Enfin, face à la crise sanitaire et économique qui frappe le pays, la Casa Um s’est mise à distribuer régulièrement des repas et des vêtements aux personnes âgées et aux familles du quartier les plus démunies, allant jusqu’à envisager de transformer une partie de son centre culturel en cuisine communautaire. Véritable centre de santé et d’éducation avec ses 29 salariés et ses 200 volontaires, elle s’inscrit désormais dans un projet de territoire, apaisant les conflits et modifiant profondément les mentalités, comme le souligne Diego : « Ouvrir cet endroit à tous a non seulement permis de casser beaucoup de préjugés sur les LGBTQIA+, mais a aussi montré aux LGBTQIA+ qu’ils pouvaient être respectés. »

 

En savoir plus

Données en plus

LGBTQIA+ : L = Lesbienne, G = Gay, B = Bi, T = Trans, Q = Queer, I = Intersexe, A = Asexuel, + =  tous les autres (pansexuels, bispirituels, en questionnement, alliés à la cause, etc.).

La Casa Um (la Maison Un) a été créée en 2017 à São Paulo pour soigner et accompagner des jeunes LGBT+ ayant été expulsés de chez eux. Elle peut accueillir dans ses logements une vingtaine d’entre eu, mais plus de 3 500 personnes participent chaque année à ses activités. Son compte instagram frôle les 100 000 followers.

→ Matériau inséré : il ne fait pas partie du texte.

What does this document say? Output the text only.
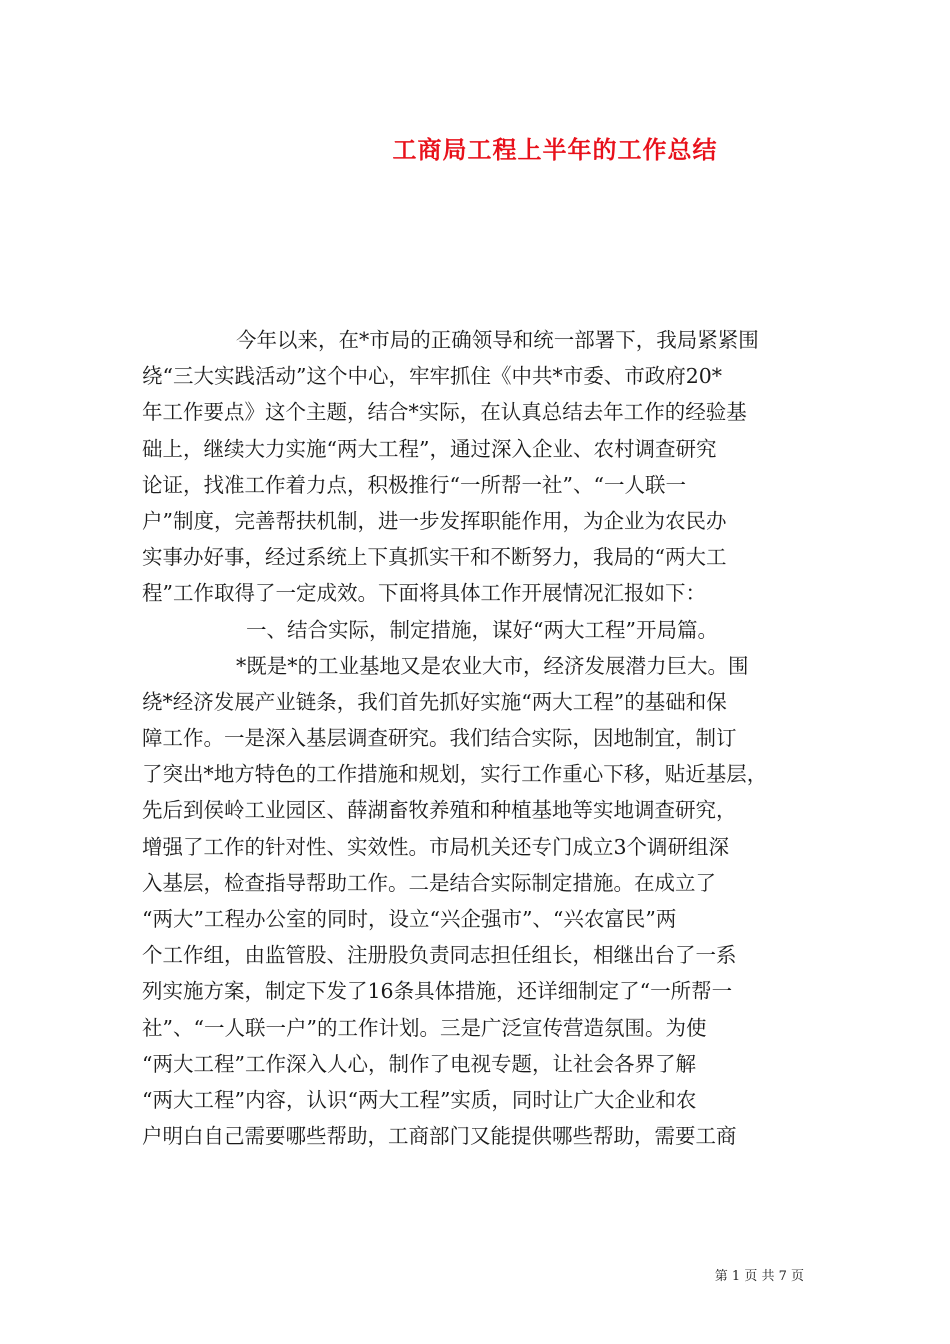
工商局工程上半年的工作总结
今年以来，在*市局的正确领导和统一部署下，我局紧紧围
绕“三大实践活动”这个中心，牢牢抓住《中共*市委、市政府20*
年工作要点》这个主题，结合*实际，在认真总结去年工作的经验基
础上，继续大力实施“两大工程”，通过深入企业、农村调查研究
论证，找准工作着力点，积极推行“一所帮一社”、“一人联一
户”制度，完善帮扶机制，进一步发挥职能作用，为企业为农民办
实事办好事，经过系统上下真抓实干和不断努力，我局的“两大工
程”工作取得了一定成效。下面将具体工作开展情况汇报如下：
一、结合实际，制定措施，谋好“两大工程”开局篇。
*既是*的工业基地又是农业大市，经济发展潜力巨大。围
绕*经济发展产业链条，我们首先抓好实施“两大工程”的基础和保
障工作。一是深入基层调查研究。我们结合实际，因地制宜，制订
了突出*地方特色的工作措施和规划，实行工作重心下移，贴近基层，
先后到侯岭工业园区、薛湖畜牧养殖和种植基地等实地调查研究，
增强了工作的针对性、实效性。市局机关还专门成立3个调研组深
入基层，检查指导帮助工作。二是结合实际制定措施。在成立了
“两大”工程办公室的同时，设立“兴企强市”、“兴农富民”两
个工作组，由监管股、注册股负责同志担任组长，相继出台了一系
列实施方案，制定下发了16条具体措施，还详细制定了“一所帮一
社”、“一人联一户”的工作计划。三是广泛宣传营造氛围。为使
“两大工程”工作深入人心，制作了电视专题，让社会各界了解
“两大工程”内容，认识“两大工程”实质，同时让广大企业和农
户明白自己需要哪些帮助，工商部门又能提供哪些帮助，需要工商
第 1 页 共 7 页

En 2020, la Casa Um a été financée (salaires, coûts fixes, taxes, communication, administratif, travaux, équipements, projets, activités, etc.) à 41 % par le crowdfunding, à 24 % par les entreprises et les marques partenaires, à 24 % par des dons de particuliers et à 11 % par des institutions et ponctuellement des fonds de l’État ou des collectivités locales.